There are about 315,000 people living in temporary housing today, two years after the earthquake, tsunami, and multiple nuclear power plant meltdown spread destruction across Tohoku and fear even further. I've seen some of that temporary housing, and it's aptly named. While far better than the school gym or public hall alternatives they replace--and there are still people living in emergency, not temporary, "housing"
as far away as Saitama--they're neither fancy nor inexpensive to build, as you can see in
Phil Brasor's and Masako Tsubuku's article in their Yen for Living blog. Two years is a long time to live in cramped, mostly pre-fabricated places, thrown into communities very different from those in which you've lived most of your life, with little more charm than the refugee camps they are.
There are also many areas at least partially reliant on volunteer donations of food, water, and labor, such as the
Minami-Soma area with which I'm most familiar.
Prime Minister Shinzo Abe has promised to speed up reconstruction, but he's also pretty clearly aiming at restarting the nuclear power plants around Japan as part of his "Abenomics" policy. My best guess is that the former will be viewed skeptically and the latter disdainfully at best, particularly among the 57,000 people who have not yet returned to Fukushima, as well as among those who live there but cannot return to, or rebuild, or in some cases ever even approach their homes. Abe's Liberal Democratic Party made lots of promises during its decades-long run as the ruling party, and has been an integral part of the
"nuclear village" which through arrogance, denial, misinformation, mismanagement, naivete, falsification, cover-ups, and outright lies was largely responsible for the position in which, for example, the one-time residents of
Futaba, Fukushima--now living in a
defunct high school in Kazo, Saitama, find themselves.
That's the same LDP whose party politics of obstructionism is at least partly to blame for the delay in reconstruction. Yes, I know that they were then the opposition party. I also know that "reaching across the aisle" and "consensus building" and "keeping the greater good of the citizens" only really plays in speeches, not in the real life of Nagatacho. I consider myself a cynical realist, and I suspect there are a
lot of people in Tohoku who share my view of politicians and--especially--bureaucrats, but the victims of the disaster deserve considerably more common decency from the government, even though based on experience they have precious little reason to expect it, particularly from the LDP.
The right to live in temporary housing has been extended for another year. Few if any of the residents have much real hope of being able to find better housing anytime soon, even if they can somehow gather the funds with which to do it. There is plenty of determination still, and plenty of tough people committed to somehow getting along, getting better if at all possible. There are not a lot of reasons to harbor hope, and plenty of reasons to despair...which makes their determination in the face of relentless stress all the more admirable.

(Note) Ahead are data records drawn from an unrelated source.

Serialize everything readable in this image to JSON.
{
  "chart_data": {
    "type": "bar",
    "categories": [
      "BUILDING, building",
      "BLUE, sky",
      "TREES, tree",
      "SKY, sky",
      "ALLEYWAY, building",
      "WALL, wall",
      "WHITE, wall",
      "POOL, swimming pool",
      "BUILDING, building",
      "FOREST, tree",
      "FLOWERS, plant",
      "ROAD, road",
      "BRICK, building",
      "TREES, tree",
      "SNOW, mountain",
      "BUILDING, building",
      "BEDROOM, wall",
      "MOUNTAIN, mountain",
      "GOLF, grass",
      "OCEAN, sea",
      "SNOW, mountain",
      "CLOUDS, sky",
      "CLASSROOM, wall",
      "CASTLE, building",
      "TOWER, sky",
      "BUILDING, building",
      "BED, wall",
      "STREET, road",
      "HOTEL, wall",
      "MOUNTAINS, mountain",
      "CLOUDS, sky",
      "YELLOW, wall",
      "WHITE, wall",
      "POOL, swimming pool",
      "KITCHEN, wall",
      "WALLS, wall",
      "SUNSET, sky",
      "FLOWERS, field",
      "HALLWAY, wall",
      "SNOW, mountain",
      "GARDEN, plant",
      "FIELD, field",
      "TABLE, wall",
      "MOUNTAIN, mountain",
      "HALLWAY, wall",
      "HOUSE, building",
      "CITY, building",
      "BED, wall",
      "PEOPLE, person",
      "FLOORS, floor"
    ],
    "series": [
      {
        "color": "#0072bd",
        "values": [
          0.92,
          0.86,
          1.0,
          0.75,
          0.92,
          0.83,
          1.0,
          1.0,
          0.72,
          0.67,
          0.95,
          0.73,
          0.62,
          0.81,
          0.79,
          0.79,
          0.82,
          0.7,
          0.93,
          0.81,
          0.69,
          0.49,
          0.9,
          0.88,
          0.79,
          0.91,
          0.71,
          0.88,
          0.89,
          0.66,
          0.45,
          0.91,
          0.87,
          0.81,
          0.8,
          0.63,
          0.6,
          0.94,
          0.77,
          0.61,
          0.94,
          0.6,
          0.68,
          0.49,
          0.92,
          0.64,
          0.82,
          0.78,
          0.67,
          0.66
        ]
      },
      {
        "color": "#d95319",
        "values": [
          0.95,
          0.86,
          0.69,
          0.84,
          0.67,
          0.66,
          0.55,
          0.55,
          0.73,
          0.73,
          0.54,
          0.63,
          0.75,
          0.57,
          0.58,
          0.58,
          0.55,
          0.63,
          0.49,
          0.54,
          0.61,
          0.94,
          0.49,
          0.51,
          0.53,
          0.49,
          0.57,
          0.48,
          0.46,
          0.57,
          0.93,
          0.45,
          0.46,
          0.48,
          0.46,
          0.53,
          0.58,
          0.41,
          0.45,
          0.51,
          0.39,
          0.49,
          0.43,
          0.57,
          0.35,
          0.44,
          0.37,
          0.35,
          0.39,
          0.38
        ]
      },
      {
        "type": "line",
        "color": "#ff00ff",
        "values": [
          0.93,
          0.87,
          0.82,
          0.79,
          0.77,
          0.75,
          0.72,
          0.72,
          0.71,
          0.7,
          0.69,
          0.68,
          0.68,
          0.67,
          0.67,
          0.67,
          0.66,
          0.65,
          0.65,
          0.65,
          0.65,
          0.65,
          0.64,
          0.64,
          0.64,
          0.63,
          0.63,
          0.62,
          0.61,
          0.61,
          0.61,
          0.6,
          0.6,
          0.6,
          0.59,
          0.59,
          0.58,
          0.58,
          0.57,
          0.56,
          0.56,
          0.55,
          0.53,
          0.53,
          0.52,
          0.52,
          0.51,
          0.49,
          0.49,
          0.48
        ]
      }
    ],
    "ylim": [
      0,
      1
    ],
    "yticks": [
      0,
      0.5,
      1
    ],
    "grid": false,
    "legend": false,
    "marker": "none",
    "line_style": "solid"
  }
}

Much of the debris from the disaster has been hauled away. "Much" is not "all" by any means, however: there are still ships perched atop seawalls, vehicles rusting in the middle of what used to be rice paddies, gutted shells of buildings, vast areas scoured of all but foundations, and fast-filling "temporary" storage spaces for trash, not a little of which is contaminated to various degrees by radiation. An NHK documentary recently showed contaminated topsoil and debris being disposed of by being wrapped in vinyl sheets and "temporarily" buried in private gardens, for lack of space elsewhere.
There are insufficient resources of people, equipment, and money for clearance, much less rebuilding. There is also very little progress on finding space for and building facilities--even interim, much less permanent ones--for storage of more seriously radiation-contaminated debris.
Nevertheless, in many of the devastated areas people are working to rebuild their businesses and provide jobs for themselves and their neighbors. The efforts are often hampered by difficulty in attracting labor and investment.They are also hampered, much less forgivably, by red tape of all sorts, often exacerbated by bureaucratic turf wars and/or inertia.
The excellent
Shisaku blog has a collection of useful, and at least to me disheartening, statistics. I sincerely hope that both he and I will have much better news to report at this time next year. Meanwhile, I will continue to do what I can to help. I wish that it were more, and I really wish that the government could be relied upon to match their promises with swift and decisive action.
It has been two years, and the Tohoku victims are still counting. It's a pity that they can't count on their government.